Wegens al deze punten stelt de rapporteur dan ook voor het standpunt van de Raad te volgen, zij het dat hij de rond de tenuitvoerlegging van de VPO nog reden ziet voor enige bezorgdheid. Daarom formuleert hij onderstaande aanbevelingen voor de tenuitvoerleggingsfase.

1. De rapporteur wijst op het belang van de duidelijkheid rond het juridisch kader dat als grondslag dient voor de VPO. Het is zaak dat de Commissie haar volle aandacht op de structuur en invulling daarvan richt.

2. De rapporteur wijst erop dat industriële bosexploitatie op megaschaal de achteruitgang van de bossen en ontbossing kan bewerkstelligen; en tot verwoesting van het mondiale milieu kan bijdragen.

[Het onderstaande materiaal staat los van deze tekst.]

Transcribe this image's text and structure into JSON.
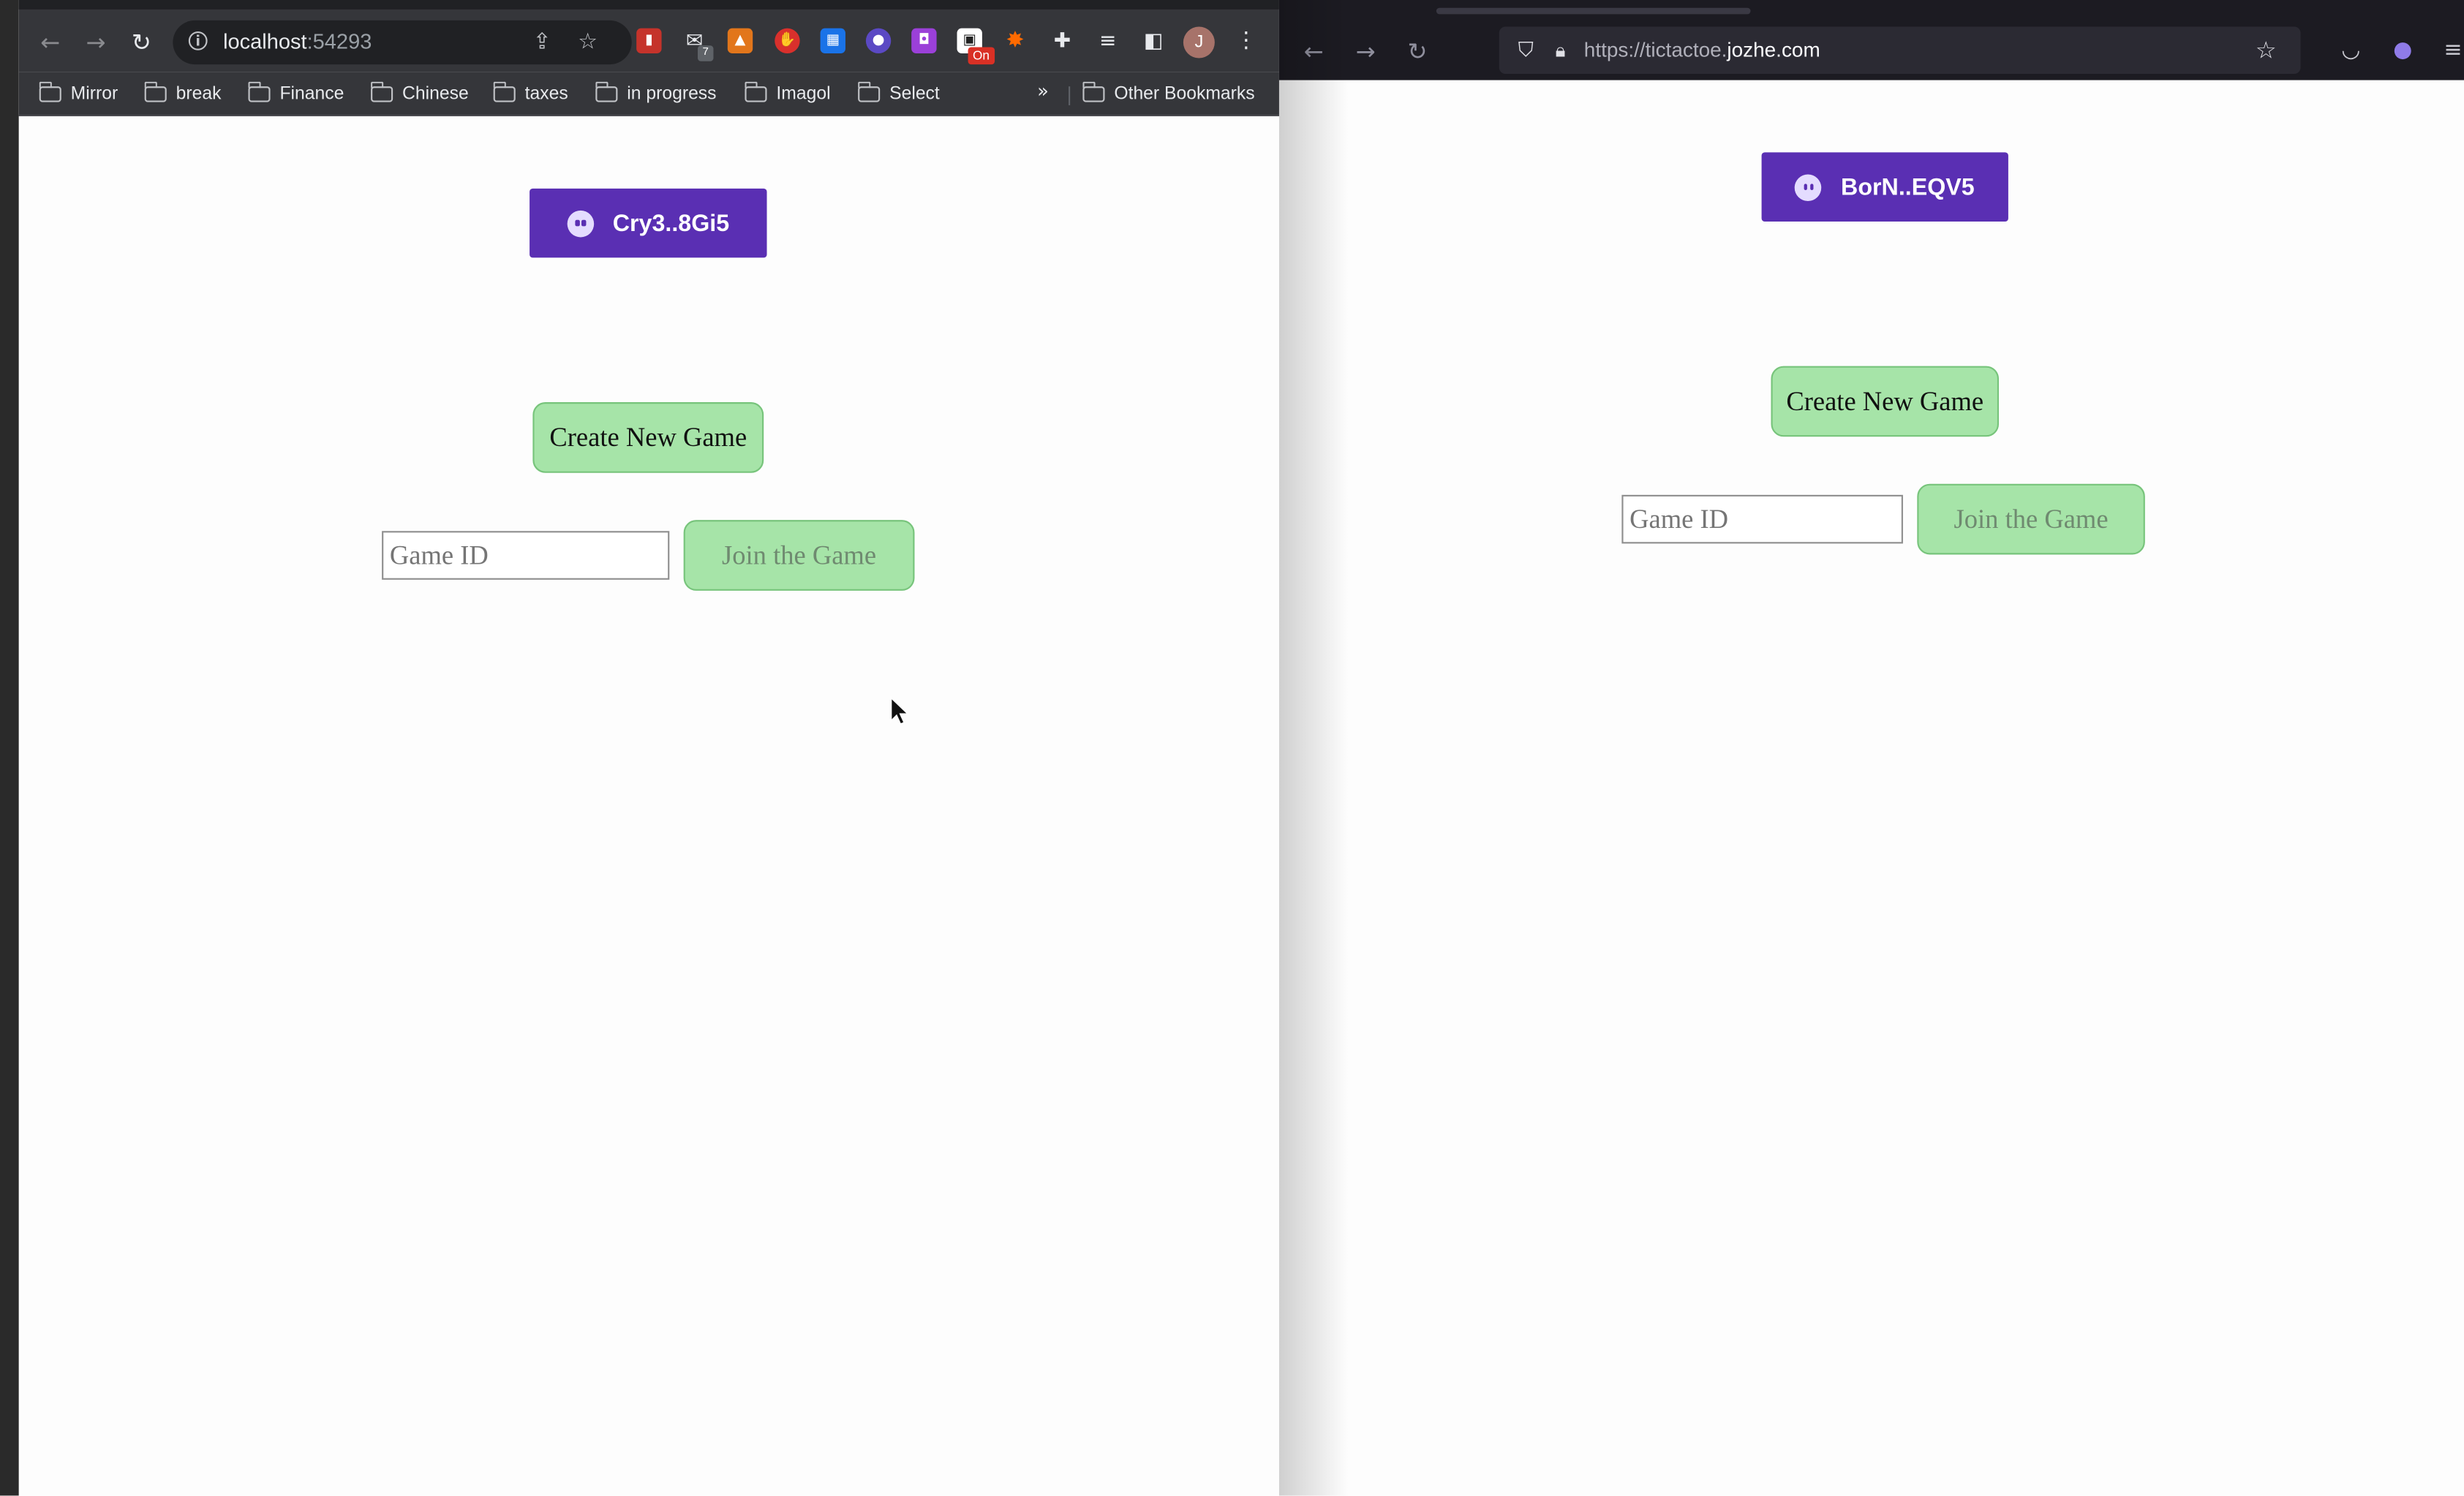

3. De rapporteur dringt er dan ook op aan dat vast wordt gehouden aan de milieudoelstellingen van de VPO's en dat erop wordt toegezien dat de politieke en normatieve hervormingen in het kader van de partnerschapsovereenkomst daadwerkelijk bijdragen tot de internationale verplichtingen van de EU en Kameroen op het vlak van milieubehoud en duurzame ontwikkeling, en met name de instandhouding en een duurzaam beheer van de biodiversiteit en het tegengaan van klimaatverandering en ontbossing en achteruitgang van bossen. In dat verband verzoekt hij de Commissie er met name op toe te zien dat de VPO geen stimulans vormt voor uitbreiding van de industriële bosexploitatie in intacte bosgebieden met een hoog koolstoffixatiepotentieel of andere bossen met een grote instandhoudingswaarde op het punt van biodiversiteit.

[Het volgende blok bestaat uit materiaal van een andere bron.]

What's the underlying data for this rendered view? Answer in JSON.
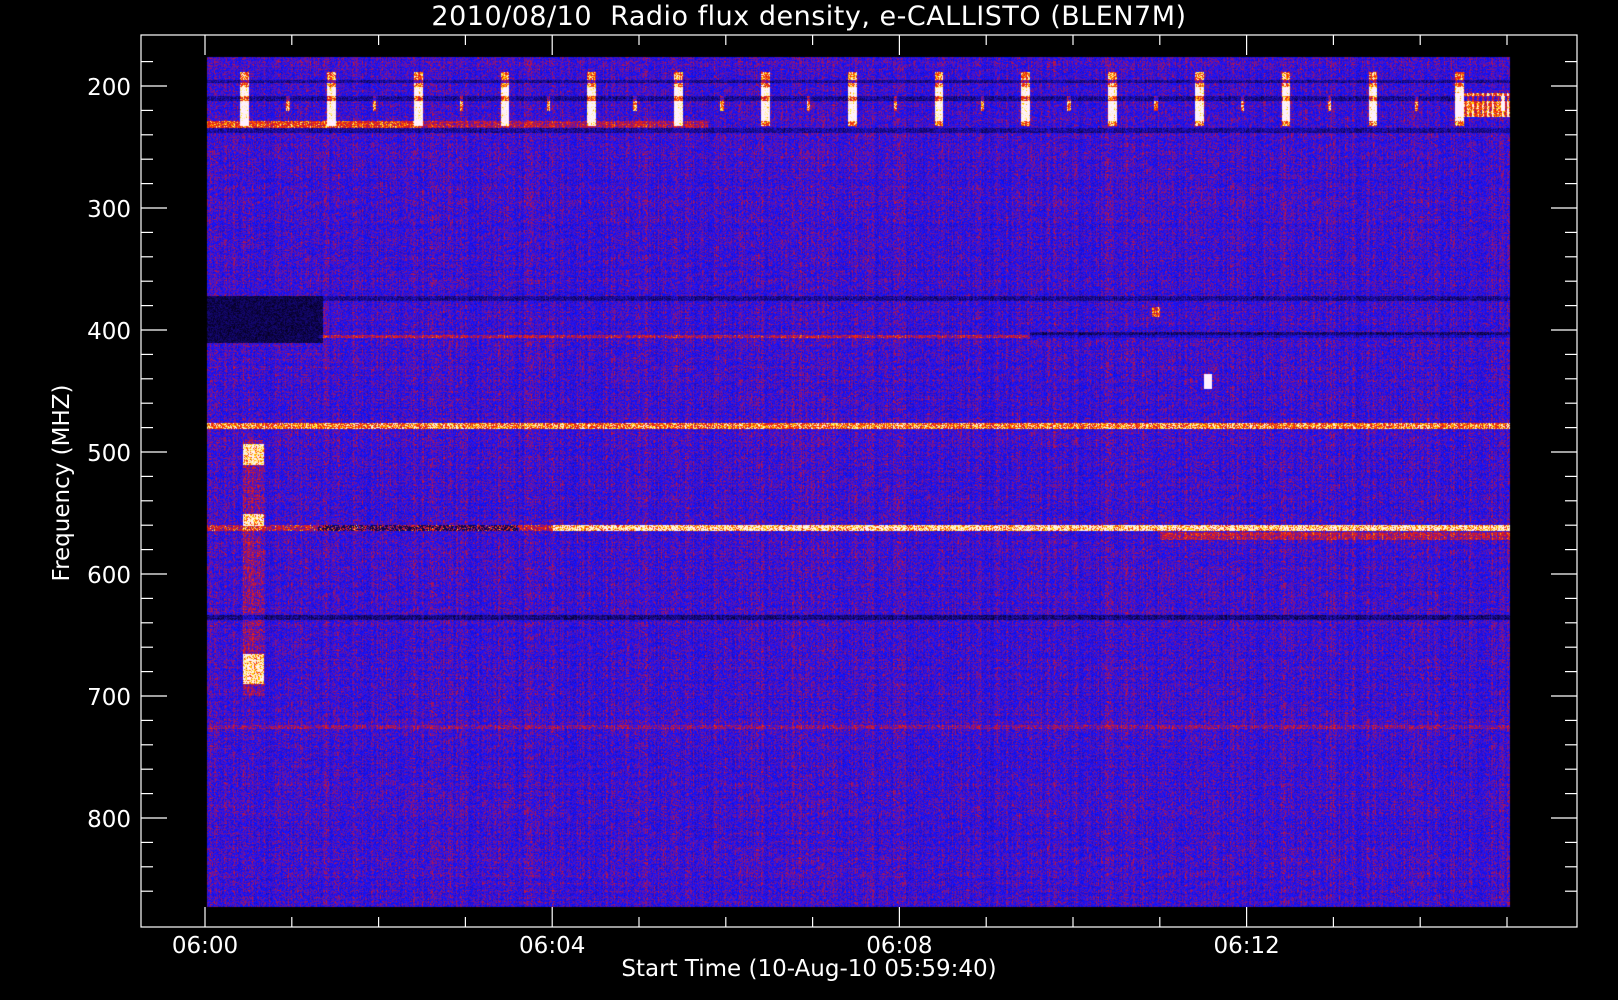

4. De rapporteur verlangt voorts dat de EU als aanvulling op de VPO extra maatregelen neemt om ontbossing en grootschalige aantasting van intacte bossen tegen te gaan en hun bescherming te stimuleren. Als de invoer van houtproducten uit dat soort gebieden wordt bevorderd, zo wil de rapporteur nog onderstrepen, opereert de EU wellicht in tegenspraak met haar doelstellingen op het vlak van klimaatverandering en biodiversiteit.

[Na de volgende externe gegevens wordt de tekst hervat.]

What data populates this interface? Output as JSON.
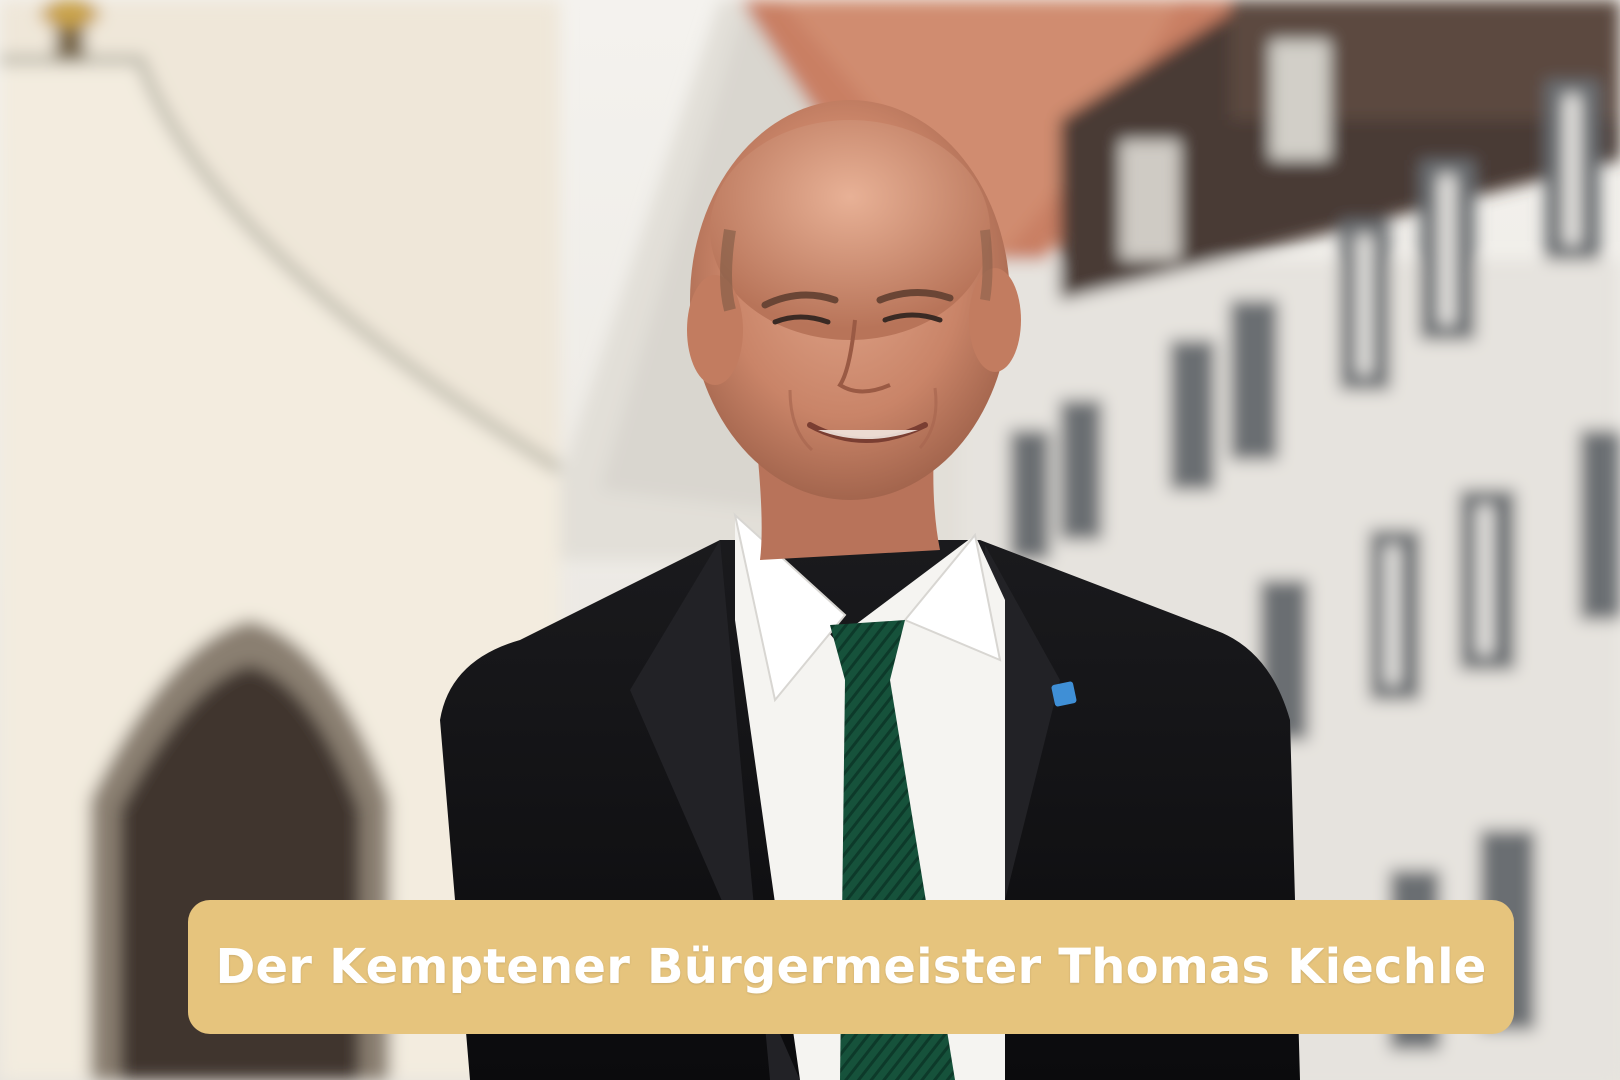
{
  "caption": {
    "text": "Der Kemptener Bürgermeister Thomas Kiechle",
    "background_color": "#e6c47d",
    "text_color": "#ffffff"
  },
  "photo": {
    "subject": "portrait-photo",
    "background": "blurred-historic-buildings"
  }
}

5. De rapporteur is verheugd over de toezeggingen wat betreft verbetering van de huidige wetgeving in Kameroen. Een hervorming van het Kameroense wettelijke kader voor de bosbouwsector is nodig om een VPO te kunnen verkrijgen die beantwoordt aan de doelstellingen van het actieplan FLEGT, en om er zeker van te kunnen zijn dat de uitvoering van de VPO aan alle internationale verdragen en aan sociale en ecologische criteria beantwoordt. Bij de aanpassing en opstelling van wetsteksten ter verbetering van sociale gerechtigheid en eerbiediging van de rechten van de inheemse en lokale gemeenschappen, moeten de beginselen van participatie en transparantie steeds voor ogen worden gehouden. Zoals aangegeven in de tekst van de overeenkomst moeten deze verbeteringen in de wetgeving hun beslag hebben gekregen voordat de FLEGT-vergunningen worden afgegeven.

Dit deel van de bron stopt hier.